The 6 Dimensions of Data Quality Explained
Most organizations today, from startups to enterprises, profess to be data-driven. Putting data at the center of the business operations and making data-informed decisions are sound strategic objectives, but they are easier said than done. Very few organizations seem to have grasped what that entails, let alone harness the potential of data to achieve business goals.
The enigma called 'data'
Companies experience problems in leveraging data. A report commissioned by Seagate revealed that only 32 percent of data available to enterprises was properly used. The remaining 68 percent was left unexploited, showing us the extent of missed opportunities despite all the talk around data and its value.
The data organizations were able to use was not without flaws, either: A study conducted with 75 executives in Ireland found that 47 percent of newly-created data records contained a work-impacting error. Only 3 percent of the organizations in the study scored 97 or higher error-free records out of 100.
What happens when data quality decreases? Confidence in analyses dependent on that data plunges; customers lose trust in the organization; costs increase as more time and resources are expended, and the reputation of the organization takes a big hit.

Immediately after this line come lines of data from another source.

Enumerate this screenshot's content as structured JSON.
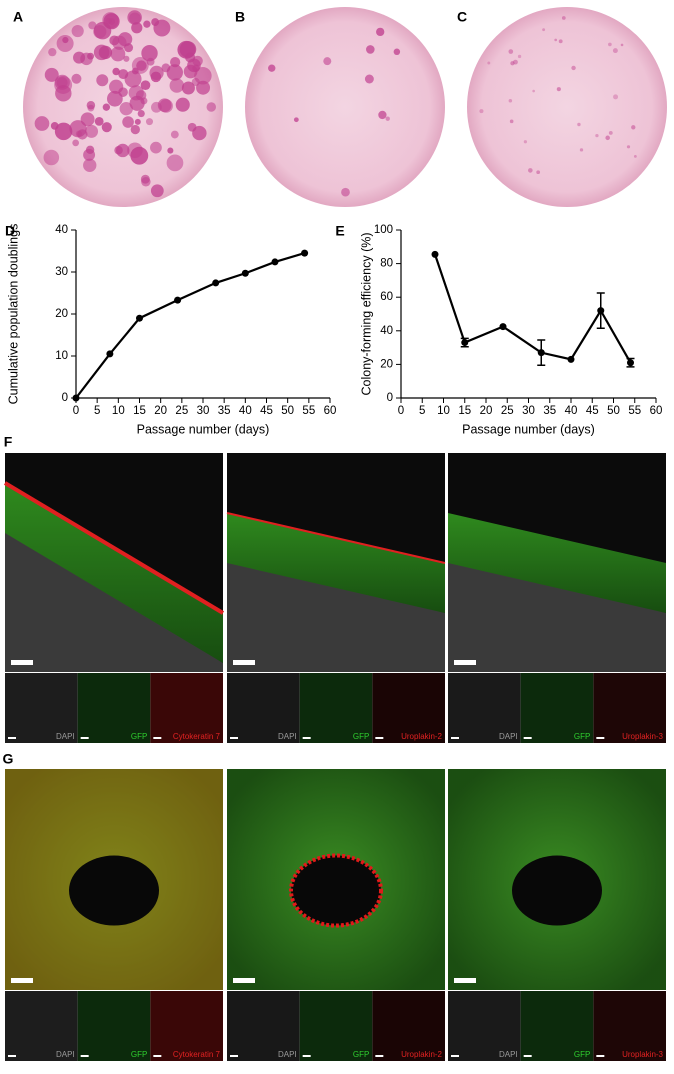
{
  "panel_labels": [
    "A",
    "B",
    "C",
    "D",
    "E",
    "F",
    "G"
  ],
  "chart_data": [
    {
      "type": "line",
      "x_label": "Passage number (days)",
      "y_label": "Cumulative population doublings",
      "x": [
        0,
        8,
        15,
        24,
        33,
        40,
        47,
        54
      ],
      "series": [
        {
          "color": "#000000",
          "values": [
            0,
            10.5,
            19,
            23.3,
            27.4,
            29.7,
            32.4,
            34.5
          ]
        }
      ],
      "xlim": [
        0,
        60
      ],
      "xticks": [
        0,
        5,
        10,
        15,
        20,
        25,
        30,
        35,
        40,
        45,
        50,
        55,
        60
      ],
      "ylim": [
        0,
        40
      ],
      "yticks": [
        0,
        10,
        20,
        30,
        40
      ]
    },
    {
      "type": "line",
      "x_label": "Passage number (days)",
      "y_label": "Colony-forming efficiency (%)",
      "x": [
        8,
        15,
        24,
        33,
        40,
        47,
        54
      ],
      "series": [
        {
          "color": "#000000",
          "values": [
            85.5,
            33,
            42.5,
            27,
            23,
            52,
            21
          ],
          "errors": [
            null,
            2.5,
            null,
            7.5,
            null,
            10.5,
            2.5
          ]
        }
      ],
      "xlim": [
        0,
        60
      ],
      "xticks": [
        0,
        5,
        10,
        15,
        20,
        25,
        30,
        35,
        40,
        45,
        50,
        55,
        60
      ],
      "ylim": [
        0,
        100
      ],
      "yticks": [
        0,
        20,
        40,
        60,
        80,
        100
      ]
    }
  ],
  "micrographs": [
    {
      "panels": [
        [
          "DAPI",
          "GFP",
          "Cytokeratin 7"
        ],
        [
          "DAPI",
          "GFP",
          "Uroplakin-2"
        ],
        [
          "DAPI",
          "GFP",
          "Uroplakin-3"
        ]
      ]
    },
    {
      "panels": [
        [
          "DAPI",
          "GFP",
          "Cytokeratin 7"
        ],
        [
          "DAPI",
          "GFP",
          "Uroplakin-2"
        ],
        [
          "DAPI",
          "GFP",
          "Uroplakin-3"
        ]
      ]
    }
  ]
}
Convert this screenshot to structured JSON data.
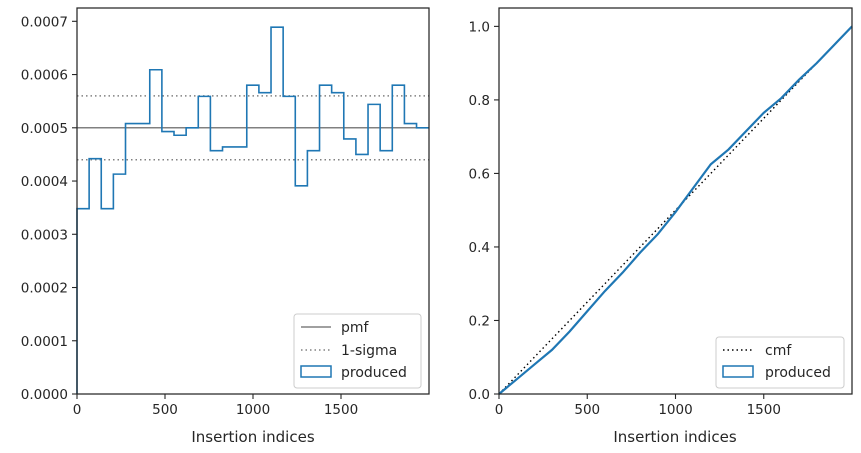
{
  "chart_data": [
    {
      "type": "step",
      "xlabel": "Insertion indices",
      "ylabel": "",
      "xlim": [
        0,
        2000
      ],
      "ylim": [
        0,
        0.000725
      ],
      "xticks": [
        0,
        500,
        1000,
        1500
      ],
      "yticks": [
        0.0,
        0.0001,
        0.0002,
        0.0003,
        0.0004,
        0.0005,
        0.0006,
        0.0007
      ],
      "ytick_labels": [
        "0.0000",
        "0.0001",
        "0.0002",
        "0.0003",
        "0.0004",
        "0.0005",
        "0.0006",
        "0.0007"
      ],
      "grid": false,
      "legend_position": "lower-right",
      "reference_lines": [
        {
          "name": "pmf",
          "y": 0.0005,
          "style": "solid",
          "color": "#808080"
        },
        {
          "name": "1-sigma",
          "y": 0.00056,
          "style": "dotted",
          "color": "#808080"
        },
        {
          "name": "1-sigma",
          "y": 0.00044,
          "style": "dotted",
          "color": "#808080"
        }
      ],
      "series": [
        {
          "name": "produced",
          "color": "#1f77b4",
          "bin_width": 68.9,
          "values": [
            0.000348,
            0.000442,
            0.000348,
            0.000413,
            0.000508,
            0.000508,
            0.000609,
            0.000493,
            0.000486,
            0.0005,
            0.000559,
            0.000457,
            0.000464,
            0.000464,
            0.00058,
            0.000566,
            0.000689,
            0.000559,
            0.000391,
            0.000457,
            0.00058,
            0.000566,
            0.000479,
            0.00045,
            0.000544,
            0.000457,
            0.00058,
            0.000508,
            0.0005
          ]
        }
      ],
      "legend": [
        "pmf",
        "1-sigma",
        "produced"
      ]
    },
    {
      "type": "line",
      "xlabel": "Insertion indices",
      "ylabel": "",
      "xlim": [
        0,
        2000
      ],
      "ylim": [
        0,
        1.05
      ],
      "xticks": [
        0,
        500,
        1000,
        1500
      ],
      "yticks": [
        0.0,
        0.2,
        0.4,
        0.6,
        0.8,
        1.0
      ],
      "ytick_labels": [
        "0.0",
        "0.2",
        "0.4",
        "0.6",
        "0.8",
        "1.0"
      ],
      "grid": false,
      "legend_position": "lower-right",
      "series": [
        {
          "name": "cmf",
          "style": "dotted",
          "color": "#000000",
          "x": [
            0,
            2000
          ],
          "y": [
            0,
            1
          ]
        },
        {
          "name": "produced",
          "color": "#1f77b4",
          "x": [
            0,
            100,
            200,
            300,
            400,
            500,
            600,
            700,
            800,
            900,
            1000,
            1100,
            1200,
            1300,
            1400,
            1500,
            1600,
            1700,
            1800,
            1900,
            2000
          ],
          "y": [
            0,
            0.04,
            0.08,
            0.12,
            0.17,
            0.225,
            0.28,
            0.33,
            0.385,
            0.435,
            0.495,
            0.56,
            0.625,
            0.665,
            0.715,
            0.765,
            0.805,
            0.855,
            0.9,
            0.95,
            1.0
          ]
        }
      ],
      "legend": [
        "cmf",
        "produced"
      ]
    }
  ]
}
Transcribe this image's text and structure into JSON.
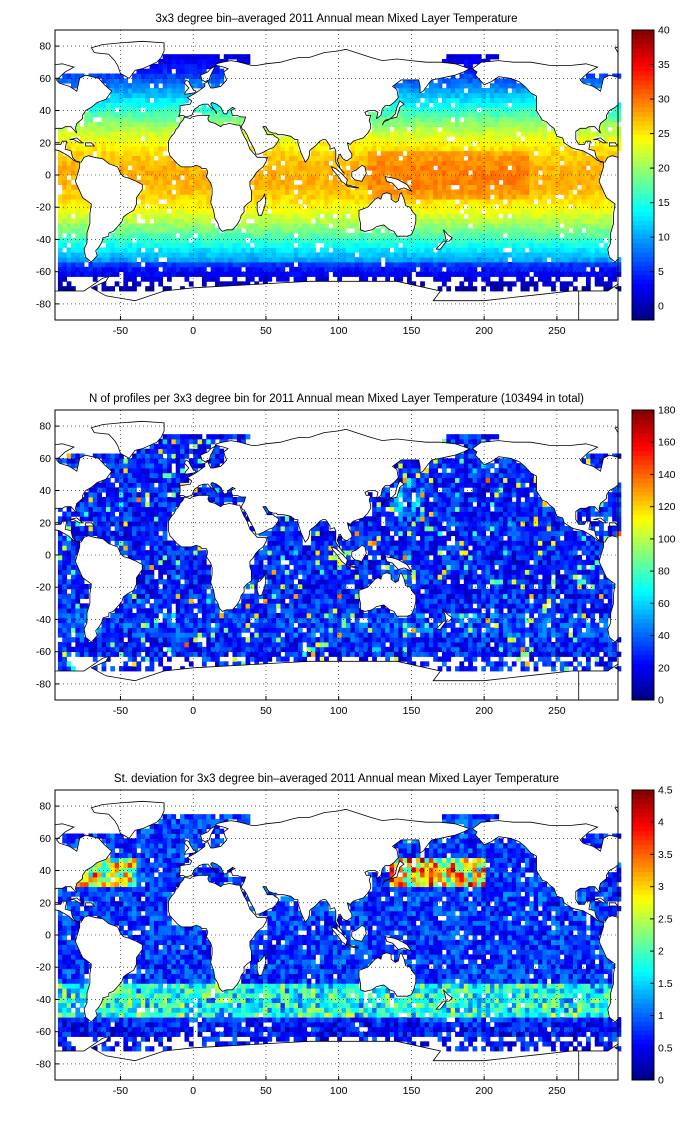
{
  "chart_data": [
    {
      "type": "heatmap",
      "title": "3x3 degree bin–averaged 2011 Annual mean Mixed Layer Temperature",
      "xlabel": "",
      "ylabel": "",
      "xlim": [
        -95,
        292
      ],
      "ylim": [
        -90,
        90
      ],
      "x_ticks": [
        -50,
        0,
        50,
        100,
        150,
        200,
        250
      ],
      "y_ticks": [
        80,
        60,
        40,
        20,
        0,
        -20,
        -40,
        -60,
        -80
      ],
      "x_tick_labels": [
        "-50",
        "0",
        "50",
        "100",
        "150",
        "200",
        "250"
      ],
      "y_tick_labels": [
        "80",
        "60",
        "40",
        "20",
        "0",
        "-20",
        "-40",
        "-60",
        "-80"
      ],
      "bin_size_deg": 3,
      "grid": true,
      "colorbar": {
        "min": -2,
        "max": 40,
        "ticks": [
          0,
          5,
          10,
          15,
          20,
          25,
          30,
          35,
          40
        ],
        "tick_labels": [
          "0",
          "5",
          "10",
          "15",
          "20",
          "25",
          "30",
          "35",
          "40"
        ],
        "colormap": "jet"
      }
    },
    {
      "type": "heatmap",
      "title": "N of profiles per 3x3 degree bin for 2011 Annual mean Mixed Layer Temperature  (103494 in total)",
      "xlabel": "",
      "ylabel": "",
      "xlim": [
        -95,
        292
      ],
      "ylim": [
        -90,
        90
      ],
      "x_ticks": [
        -50,
        0,
        50,
        100,
        150,
        200,
        250
      ],
      "y_ticks": [
        80,
        60,
        40,
        20,
        0,
        -20,
        -40,
        -60,
        -80
      ],
      "x_tick_labels": [
        "-50",
        "0",
        "50",
        "100",
        "150",
        "200",
        "250"
      ],
      "y_tick_labels": [
        "80",
        "60",
        "40",
        "20",
        "0",
        "-20",
        "-40",
        "-60",
        "-80"
      ],
      "bin_size_deg": 3,
      "grid": true,
      "colorbar": {
        "min": 0,
        "max": 180,
        "ticks": [
          0,
          20,
          40,
          60,
          80,
          100,
          120,
          140,
          160,
          180
        ],
        "tick_labels": [
          "0",
          "20",
          "40",
          "60",
          "80",
          "100",
          "120",
          "140",
          "160",
          "180"
        ],
        "colormap": "jet"
      }
    },
    {
      "type": "heatmap",
      "title": "St. deviation for 3x3 degree bin–averaged 2011 Annual mean Mixed Layer Temperature",
      "xlabel": "",
      "ylabel": "",
      "xlim": [
        -95,
        292
      ],
      "ylim": [
        -90,
        90
      ],
      "x_ticks": [
        -50,
        0,
        50,
        100,
        150,
        200,
        250
      ],
      "y_ticks": [
        80,
        60,
        40,
        20,
        0,
        -20,
        -40,
        -60,
        -80
      ],
      "x_tick_labels": [
        "-50",
        "0",
        "50",
        "100",
        "150",
        "200",
        "250"
      ],
      "y_tick_labels": [
        "80",
        "60",
        "40",
        "20",
        "0",
        "-20",
        "-40",
        "-60",
        "-80"
      ],
      "bin_size_deg": 3,
      "grid": true,
      "colorbar": {
        "min": 0,
        "max": 4.5,
        "ticks": [
          0,
          0.5,
          1,
          1.5,
          2,
          2.5,
          3,
          3.5,
          4,
          4.5
        ],
        "tick_labels": [
          "0",
          "0.5",
          "1",
          "1.5",
          "2",
          "2.5",
          "3",
          "3.5",
          "4",
          "4.5"
        ],
        "colormap": "jet"
      }
    }
  ]
}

Data is piling up at an ever-faster pace as you read these lines. Without a holistic and systematic view, no organization can keep up with that growth or tap the potential of data. Improving the quality of the data should be the first step in that regard. Such an endeavor should start with understanding the six dimensions of data quality:
Accuracy
This dimension measures how well the data maps to reality. Compromise in this department can seriously hamper business operations. For example, suppose the bank account number of a customer asking for a refund is not correctly recorded in your database. In that case, the refunding process will take longer than it should. You can expect winning over that frustrated customer to be a formidable challenge.
Completeness
This dimension refers to the data conveying enough information to make a productive engagement possible. If you are running a pizza parlor and trying to improve your delivery performance, getting the customer address right without missing parts is the prerequisite. The data in question would be deemed complete if it allows business operations to go on smoothly, even without other details like the customer's gender or age.
Consistency
Consistency refers to a situation where data stored in different locations matches. If two different departments like customer support and sales have different data for a customer's phone number, confusion ensues. The presence of hundreds of inconsistent data entries can paralyze business operations at a company.
Sorting out conflicting pieces of data can be a challenge. This is where data lineage comes into play. Understanding how data was moved from one location to the other and how it was transformed go a long way toward preventing discrepancies in data. That's why having a data governance policy in place is critical.
Validity
Data is considered valid when it conforms to the predefined format requirements of a special domain and falls within the specified ranges. Different domains may require different formats for things like birthdays (MM/DD/YYYY in the U.S. or DD/MM/YYYY in Europe) or phone numbers (starting with either a zero or plus before the international dialing codes). Entries incompatible with the requirements are rendered invalid, providing no benefit to the data user.
Timeliness
This dimension refers to the lag between the actual time of an event and the time it was captured as data on a system. While some bureaucratic jobs are insensitive to this lag or are even defined by using outdated data, some professions like air traffic controllers rely on real-time data. Organizations should define the maximum data lag they can tolerate and take necessary measures to ensure data is captured with acceptable promptness.
Uniqueness
Uniqueness is about data being stored in a single location without any redundancy or duplication. It ensures that one identifier (for example, a name like James Thompson) corresponds to a single individual and that individual, in turn, is identified by a single identifier (strictly as James Thompson, not as "Jim" or "Jimmy"). Ensuring that data entries are unique prevents confusion. Verifying whether these two entries belong to the same person takes time and effort, making data processing needlessly difficult.
Final thoughts
Any attempt at making data-informed decisions is doomed to be a futile exercise in trendiness so long as the data quality remains low. Improving the quality of data at hand and making sure that it is reliable, accessible, and up-to-date for the data users is the first step in transforming your organization into a data-driven one. How that can be achieved deserves another post in its own right.